The sum of the squares of three consecutive integers is 149. Find the integers.
I got 6,7,8 or -6,-7,-8
There's no reason why it would specifically be one or the other right? It could be either?
Thanks!!
correct
You're correct! The sum of the squares of three consecutive integers can indeed have two different solutions. In this case, both 6, 7, 8 and -6, -7, -8 are valid solutions.
To find these solutions, we can start by representing the three consecutive integers as n, n+1, and n+2.

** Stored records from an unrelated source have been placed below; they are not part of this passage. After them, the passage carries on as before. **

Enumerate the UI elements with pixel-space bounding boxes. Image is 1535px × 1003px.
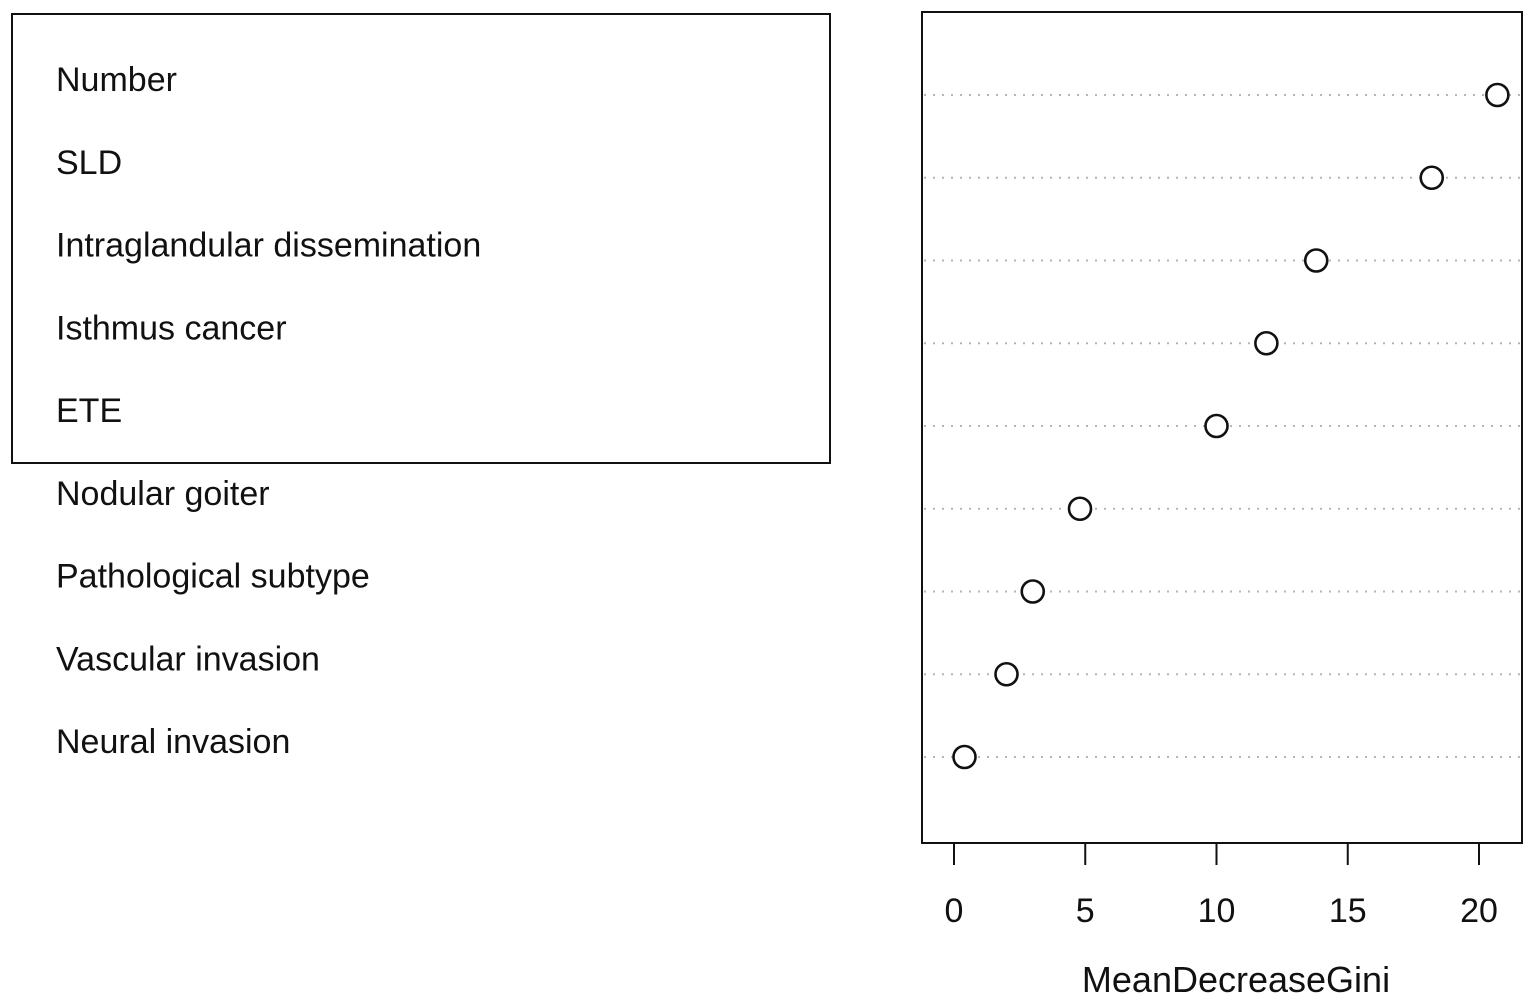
x-axis: 0 5 10 15 20 — [945, 842, 1498, 930]
variable-label: SLD — [56, 144, 122, 182]
data-points — [952, 82, 1510, 770]
variable-label: Intraglandular dissemination — [56, 227, 481, 265]
x-tick-label: 5 — [1076, 892, 1095, 930]
variable-label: Neural invasion — [56, 723, 290, 761]
data-point — [1485, 82, 1510, 108]
variable-label: Vascular invasion — [56, 640, 320, 678]
variable-label: Pathological subtype — [56, 558, 370, 596]
x-axis-title: MeanDecreaseGini — [1082, 959, 1390, 1000]
variable-label: ETE — [56, 392, 122, 430]
data-point — [1067, 496, 1093, 522]
data-point — [1204, 413, 1229, 439]
x-tick-label: 10 — [1198, 892, 1236, 930]
highlight-box — [11, 13, 831, 464]
variable-label: Isthmus cancer — [56, 309, 287, 347]
data-point — [1254, 330, 1279, 356]
x-tick-label: 0 — [945, 892, 964, 930]
variable-label: Number — [56, 61, 177, 99]
data-point — [952, 744, 977, 770]
variable-label: Nodular goiter — [56, 475, 270, 513]
variable-labels: Number SLD Intraglandular dissemination Ist… — [56, 61, 481, 761]
x-tick-label: 15 — [1329, 892, 1367, 930]
data-point — [994, 661, 1019, 687]
data-point — [1303, 248, 1329, 273]
x-tick-label: 20 — [1460, 892, 1498, 930]
data-point — [1419, 165, 1445, 191]
data-point — [1020, 579, 1046, 604]
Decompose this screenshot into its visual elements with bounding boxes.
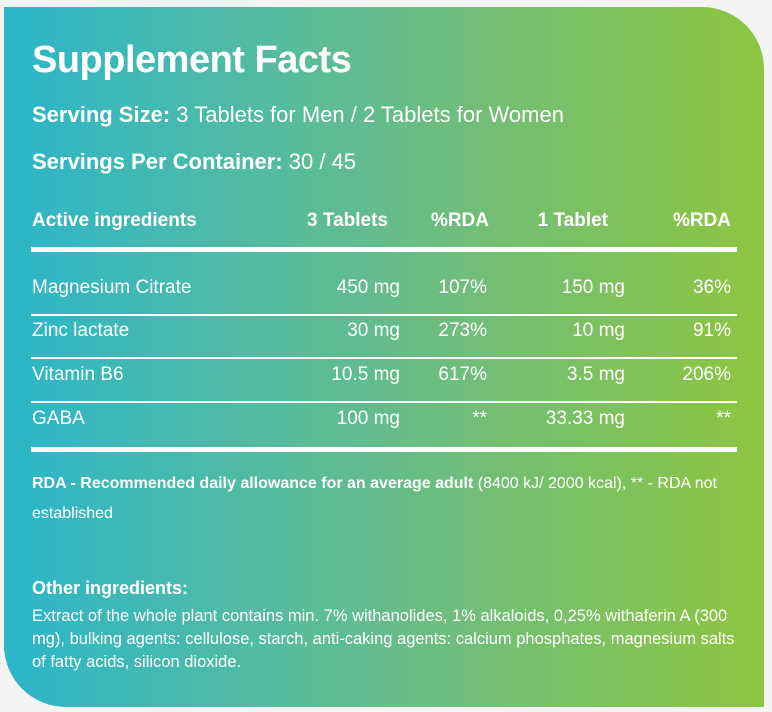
ingredient-name: GABA — [32, 408, 85, 429]
divider — [31, 447, 737, 452]
rda-1-tablet: 36% — [692, 277, 731, 298]
table-row: Magnesium Citrate 450 mg 107% 150 mg 36% — [4, 277, 764, 307]
serving-size-label: Serving Size: — [32, 102, 171, 127]
servings-per-container: Servings Per Container: 30 / 45 — [32, 149, 356, 175]
rda-1-tablet: 91% — [692, 320, 731, 341]
table-row: Zinc lactate 30 mg 273% 10 mg 91% — [4, 320, 764, 350]
table-row: GABA 100 mg ** 33.33 mg ** — [4, 408, 764, 438]
header-3-tablets: 3 Tablets — [307, 210, 388, 231]
panel-title: Supplement Facts — [32, 39, 352, 81]
rda-1-tablet: ** — [716, 408, 731, 429]
amount-3-tablets: 30 mg — [347, 320, 400, 341]
serving-size: Serving Size: 3 Tablets for Men / 2 Tabl… — [32, 102, 564, 128]
servings-label: Servings Per Container: — [32, 149, 283, 174]
rda-3-tablets: 617% — [438, 364, 487, 385]
divider — [31, 314, 737, 316]
rda-note: RDA - Recommended daily allowance for an… — [32, 469, 732, 529]
rda-note-bold: RDA - Recommended daily allowance for an… — [32, 475, 474, 492]
supplement-facts-panel: Supplement Facts Serving Size: 3 Tablets… — [4, 7, 764, 707]
rda-3-tablets: 273% — [438, 320, 487, 341]
rda-note-rest: (8400 kJ/ 2000 kcal), ** - RDA not estab… — [32, 475, 717, 522]
servings-value: 30 / 45 — [288, 149, 357, 174]
other-ingredients-text: Extract of the whole plant contains min.… — [32, 607, 735, 671]
amount-1-tablet: 33.33 mg — [545, 408, 625, 429]
table-row: Vitamin B6 10.5 mg 617% 3.5 mg 206% — [4, 364, 764, 394]
serving-size-value: 3 Tablets for Men / 2 Tablets for Women — [176, 102, 564, 127]
divider — [31, 357, 737, 359]
header-1-tablet: 1 Tablet — [537, 210, 608, 231]
amount-3-tablets: 450 mg — [336, 277, 400, 298]
rda-3-tablets: ** — [472, 408, 487, 429]
amount-3-tablets: 10.5 mg — [331, 364, 400, 385]
other-ingredients-heading: Other ingredients: — [32, 578, 189, 598]
amount-3-tablets: 100 mg — [336, 408, 400, 429]
header-ingredient: Active ingredients — [32, 210, 197, 231]
header-rda-1: %RDA — [672, 210, 731, 231]
ingredient-name: Magnesium Citrate — [32, 277, 192, 298]
rda-1-tablet: 206% — [682, 364, 731, 385]
ingredient-name: Zinc lactate — [32, 320, 130, 341]
divider — [31, 247, 737, 252]
amount-1-tablet: 3.5 mg — [566, 364, 625, 385]
ingredient-name: Vitamin B6 — [32, 364, 124, 385]
amount-1-tablet: 10 mg — [572, 320, 625, 341]
header-rda-3: %RDA — [430, 210, 489, 231]
rda-3-tablets: 107% — [438, 277, 487, 298]
divider — [31, 401, 737, 403]
amount-1-tablet: 150 mg — [561, 277, 625, 298]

The sum of their squares can be written as:
n^2 + (n+1)^2 + (n+2)^2 = 149
Expanding the squares and simplifying the equation, we get:
n^2 + n^2 + 2n + 1 + n^2 + 4n + 4 = 149
Combining like terms, we have:
3n^2 + 6n + 5 = 149
Rearranging the equation, we get:
3n^2 + 6n - 144 = 0
Now we can solve this quadratic equation by factoring or using the quadratic formula. Factoring is a bit tricky here, so I'll use the quadratic formula:
n = (-b ± √(b^2 - 4ac)) / (2a)
For the given equation, a = 3, b = 6, and c = -144. Substituting these values into the formula, we have:
n = (-6 ± √(6^2 - 4 * 3 * -144)) / (2 * 3)
Simplifying further, we get:
n = (-6 ± √(36 + 1728)) / 6
n = (-6 ± √1764) / 6
n = (-6 ± 42) / 6
Now we have two possible values for n:
1) n = (-6 + 42) / 6 = 36 / 6 = 6
2) n = (-6 - 42) / 6 = -48 / 6 = -8
Substituting these values back into the original equation, we can find the corresponding consecutive integers:
1) If n = 6, then the consecutive integers are: 6, 6+1=7, and 6+2=8
2) If n = -8, then the consecutive integers are: -8, -8+1=-7, and -8+2=-6
Both sets of consecutive integers satisfy the condition of the sum of their squares being 149. Therefore, your solutions of 6, 7, 8 and -6, -7, -8 are correct!